Мишпоха №35 | Борис БЕРЛИН * Boris BERLIN. НАУЧИ МЕНЯ РИСОВАТЬ * TEACH ME TO DRAW |
НАУЧИ МЕНЯ РИСОВАТЬ Борис БЕРЛИН ![]() |
Родился
уже довольно давно, но не слишком, в бывшей столице когдато
бывшей родины. Настоящее место жительства – Остров Принца Эдуарда (Канада),
далее – везде. Образование – неоднократное высшее. Член
Международного союза писателей Иерусалима. Хобби – жизнь, литература, я сам. Люблю – любовь, друзей, природу, тишину, собак, самолёты. Не люблю –
толпу, телевизор, диету. Позади – эмиграция и две удивительные книги. Впереди… Научи меня рисовать – Как тебя зовут? – Данила… То есть, Даниил. – А как мама называет? – Даня. – Лет тебе сколько? – Девять. – Как, по-твоему, зачем мама привела тебя ко мне? Пауза… – У тебя собака есть? – Нет. В прошлом году у меня крыса была.

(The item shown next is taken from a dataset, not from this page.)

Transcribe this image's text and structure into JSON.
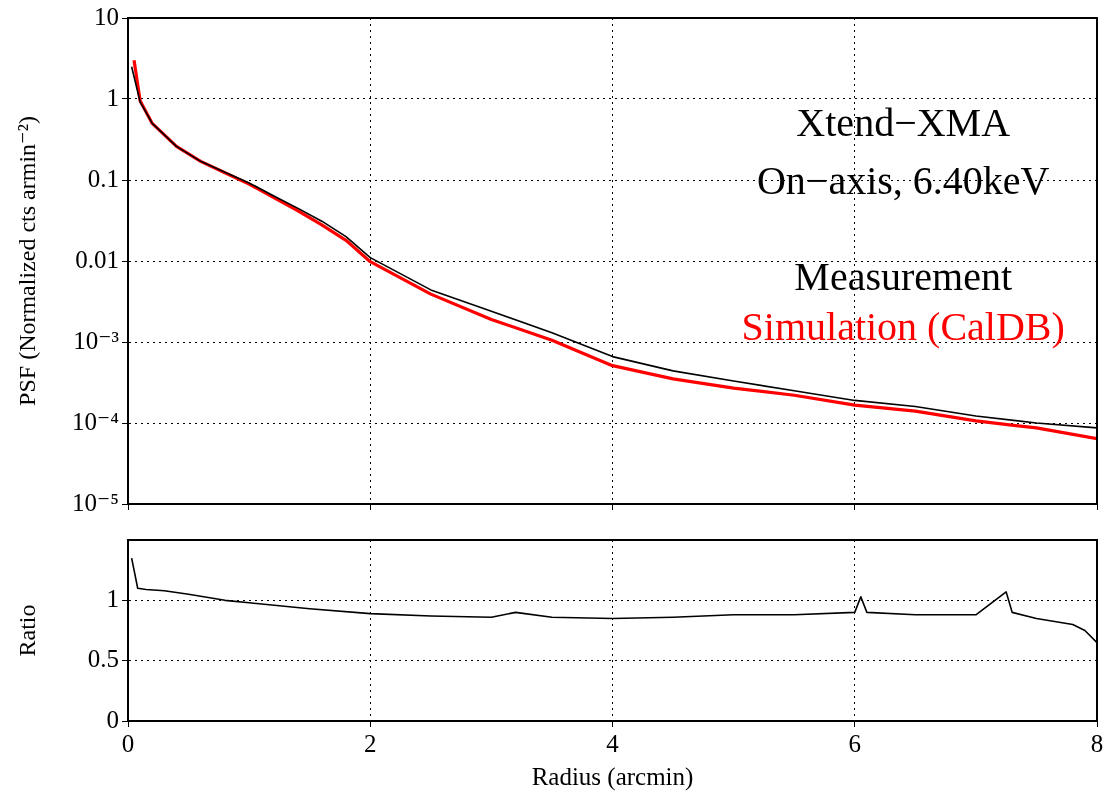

Белая. Она была мне, как
друг. – А у кого-нибудь из твоих друзей в школе есть собака? – У меня нет друзей. – А – почему? – Я плохой… – закусив губу. – Плохой? Чем плохой? Что в тебе такого
особенного? – Ко мне приходят голоса… Я не подаю вида, что обескуражен. Голоса – это
плохо, это к психиатру. Болен мальчишка, тут просто психолог, и даже не просто,
а классный – такой, как я – не поможет тоже. Но лучше ещё раз… – А что они тебе говорят? – Разное. Нехорошее. Крысу мою убить. – Ты их слушаешь? – А-то как же? – недоумённый взгляд. Точка. Теперь – его мать… …Она садится на краешек стула. Измождённое лицо, накрашена наспех,
в глазах – тоска. И начинает говорить, долго, не умолкая ни на секунду и не
поднимая глаз от пола, и я понимаю – почему, и не перебиваю. Ведь пока она говорит
и не смотрит мне в лицо – она ещё надеется. Но там, за дверью кабинета ещё
двое, и я больше не могу ждать... …Дверь за ними закрылась, за этими двумя несчастными, которые друг
для друга… Их мир – замкнулся. Лица мелькают передо мной, как визитные карточки. Детские –
смущённые, виноватые – это всегда пострадавшие. Взрослые – растерянные или, наоборот, уверенные в себе. Те, кто
виновен. Восемь пациентов в день, пять дней в неделю – двадцать два года. Они приходят за помощью и получают её. Иногда – в последний
момент, не все – пусть – но… Жалеть их я не успеваю, ну – почти. Да это и не главное, потому
что, если получается, то уже незачем. А если нет, тогда думаешь о том, как
помочь тому, кто придёт следом… Потому что, когда что-то
случается, что-то необычайное, плохое или хорошее – неважно, и бог, судьба или
жизнь испытывают нас, главное – оказаться готовым. Иначе – в щепки… Тёмные, почти чёрные волосы, круглая родинка
на левой щеке, глаза на пол-лица – девчушка, лет семи, вошла и заслонила собой
– всё… Поверьте, я уже давно научился держать себя
в руках. Не давать волю эмоциям, не впадать в экстаз
или отчаяние – такая работа, которая со временем становится твоим образом
жизни. Но… – Сейчас, Нюта, сейчас, я вот только
поздороваюсь с доктором. Я поначалу даже не обратил внимания на её мать, она стояла
напротив, смотрела на меня в упор и совсем не казалась удивлённой. – Здравствуйте, доктор. Вы не смущайтесь, я уже привыкла, что Нюта… Что всё внимание на неё.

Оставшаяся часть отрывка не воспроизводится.